Something coding related, I guess.
Last edit: 13:35:45 2/24/2019
You can accelerate the process of finding if a number exits in an array and where it is with binary search.
Given an array of integers:
| Index | Value |
|---|---|
| 0 | 85 |
| 1 | 99 |
| 2 | 26 |
| 3 | 96 |
| 4 | 96 |
| 5 | 68 |
| 6 | 27 |
| 7 | 31 |
| 8 | 5 |
| 9 | 3 |
If you’re going to write a program that tells the index of a specific number in the array (assuming there’s no number identical), what would you do?
It isn’t hard to think of sequential search (linear search), which is scanning through every element in the array one by one, starting at the 0th element and ending at the last one.
For example:
for (int whichElement = 0; whichElement < totalNumber; whichElement++)
{
if (array[whichElement] == theNumberLookingFor)
{
printf("%d\n", whichElement);
}
}
But you can tell how time consuming it is for it has a time complexity of O(n) on average.
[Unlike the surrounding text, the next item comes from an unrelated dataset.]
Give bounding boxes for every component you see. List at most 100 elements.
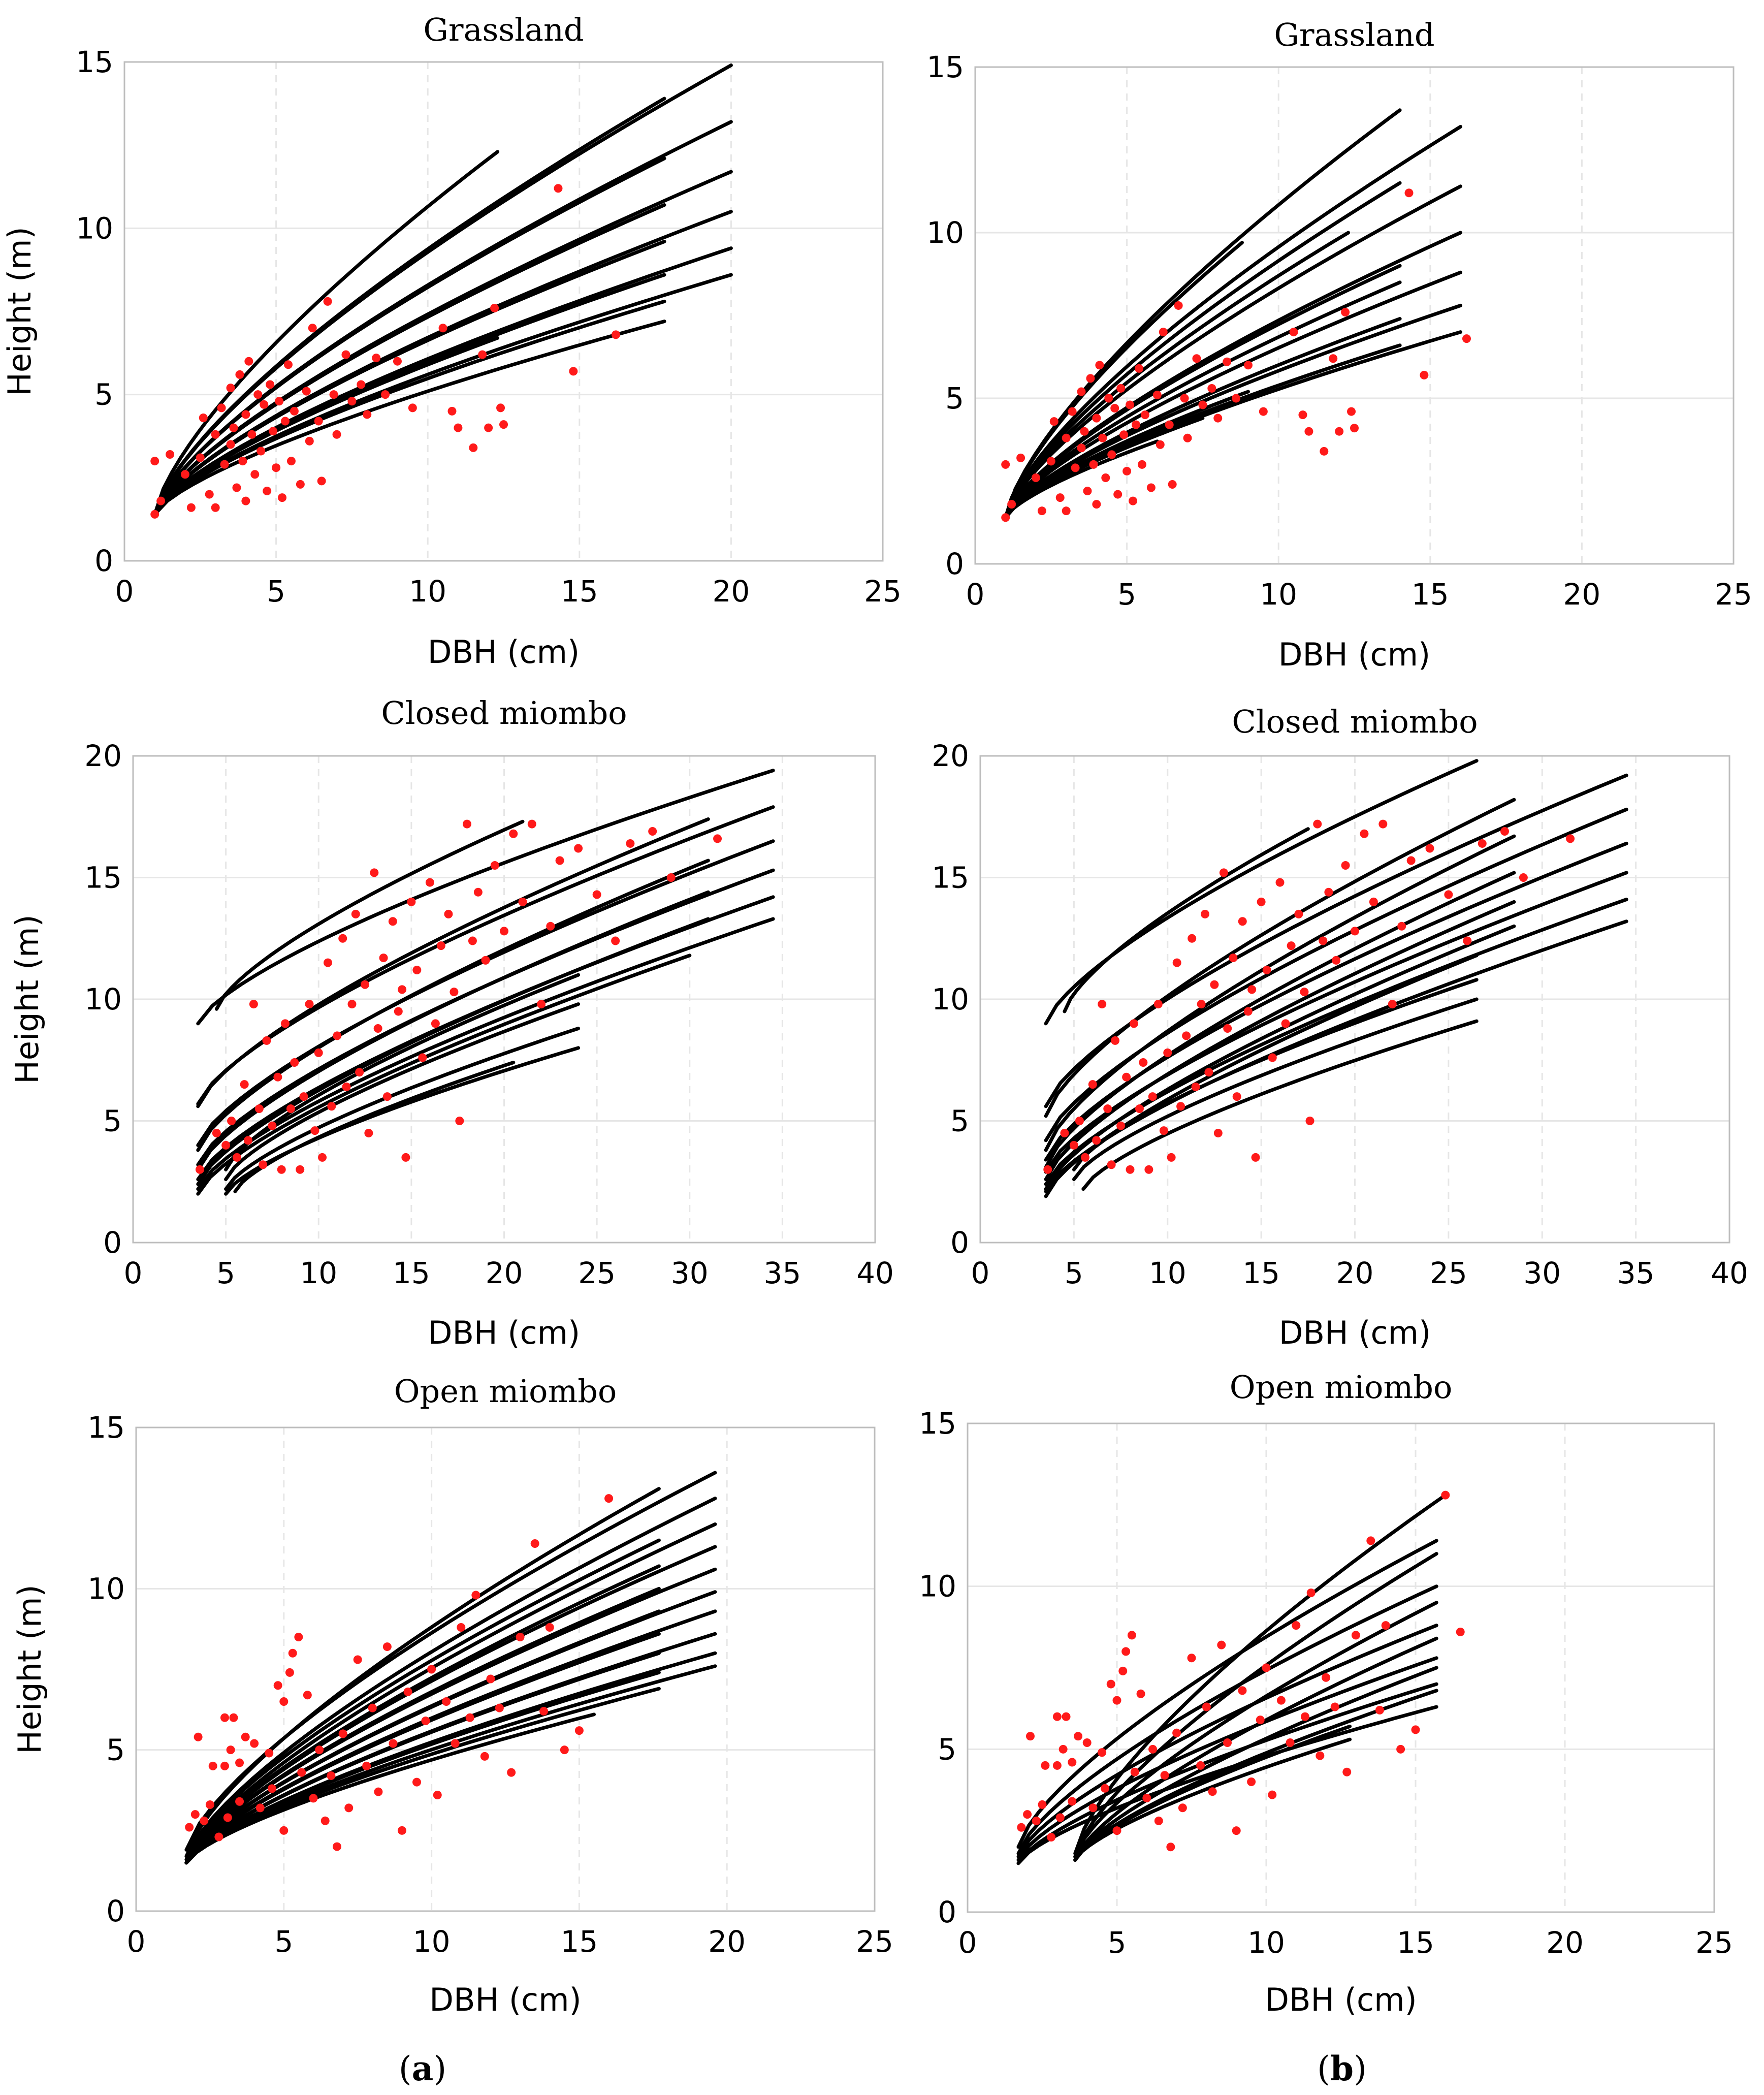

That’s why we need binary search.
In order to do so, you’ll need to sort the array first. You can do it with quick sort (O(n log n), but you can also choose whatever you like as long as the numbers are in descending order or ascending order.
The beauty of binary search is that it locates and narrows the interval where the number you’re looking for might appear. Call it “cut in half” if you like. If there’s no identical numbers in the array, the length of the interval will be 1 in the end.
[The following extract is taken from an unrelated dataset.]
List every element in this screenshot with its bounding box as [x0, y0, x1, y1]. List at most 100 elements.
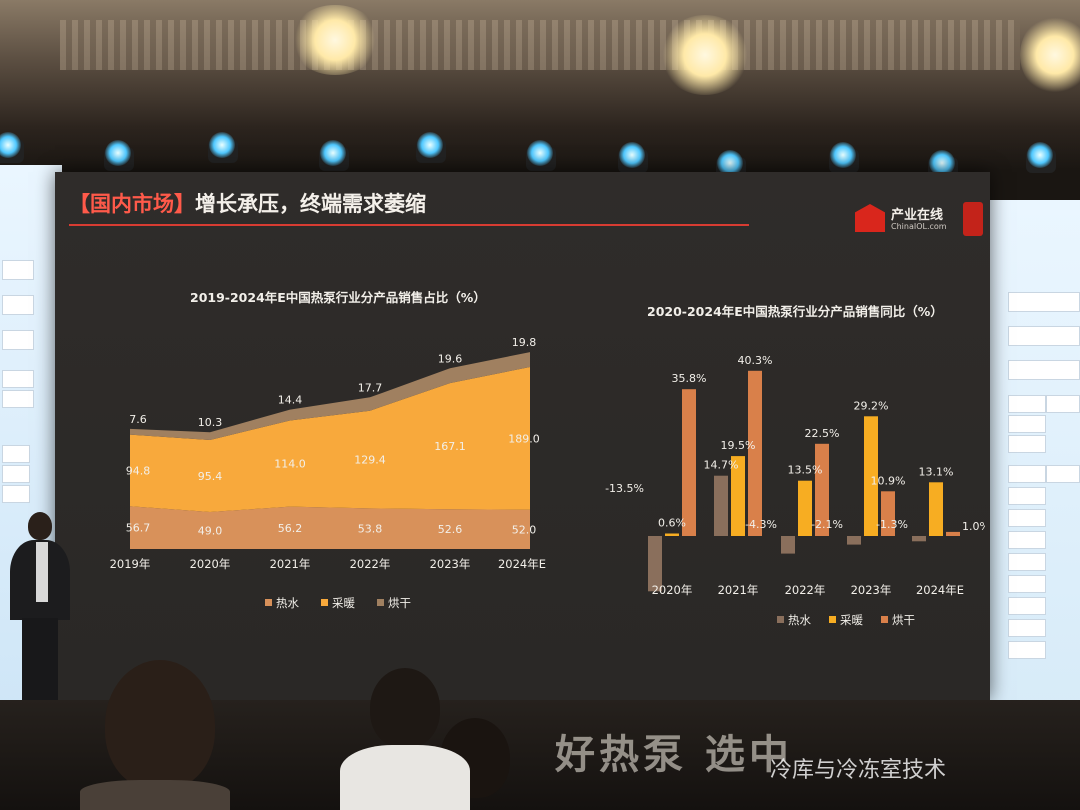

Let’s go back to the array.
First, let’s put the numbers in ascending order:
| Index | Value |
|---|---|
| 0 | 3 |
| 1 | 5 |
| 2 | 26 |
| 3 | 27 |
| 4 | 31 |
| 5 | 68 |
| 6 | 85 |
| 7 | 96 |
| 8 | 96 |
| 9 | 99 |
Assume we are looking for the index of 85.
It’s obvious that theIndex ∈ [0, 9].
But theIndex is greater than 4 (from 9/2).
So, we can narrow it down to theIndex ∈ [5, 9].
Is theIndex == 7 (from (5+9)/2)?
No! So it’ll be theIndex ∈ [5, 6].
Is theIndex == 5 (from (5+6)/2)?
No! So it’ll be theIndex ∈ [6, 6].
Therefore, theIndex shall be 6.
Source Code:
int left = 0, right = 9;
while (left < right)
{
if (array[(left + right)/2] == 85)
{
return (left + right)/2;
} else
{
if (array[(left + right)/2] < 85)
{
if ((left + right)/2 + 1 <= 9)
{
left = (left + right)/2 + 1;
}
} else
{
if ((left + right)/2 + 1 >= 0)
{
right = (left + right)/2 - 1;
}
}
}
}
return left;
As for the time complexity of binary search
| Condition | O |
|---|---|
| Worst-case performance | O(log n) |
| Best-case performance | O(1) |
| Average performance | O(log n) |
| Worst-case space complexity | O(1) |
There’s only one question left. What happens if the number you are looking for appears multiple times in the array? I’m sure you can figure that out on your own.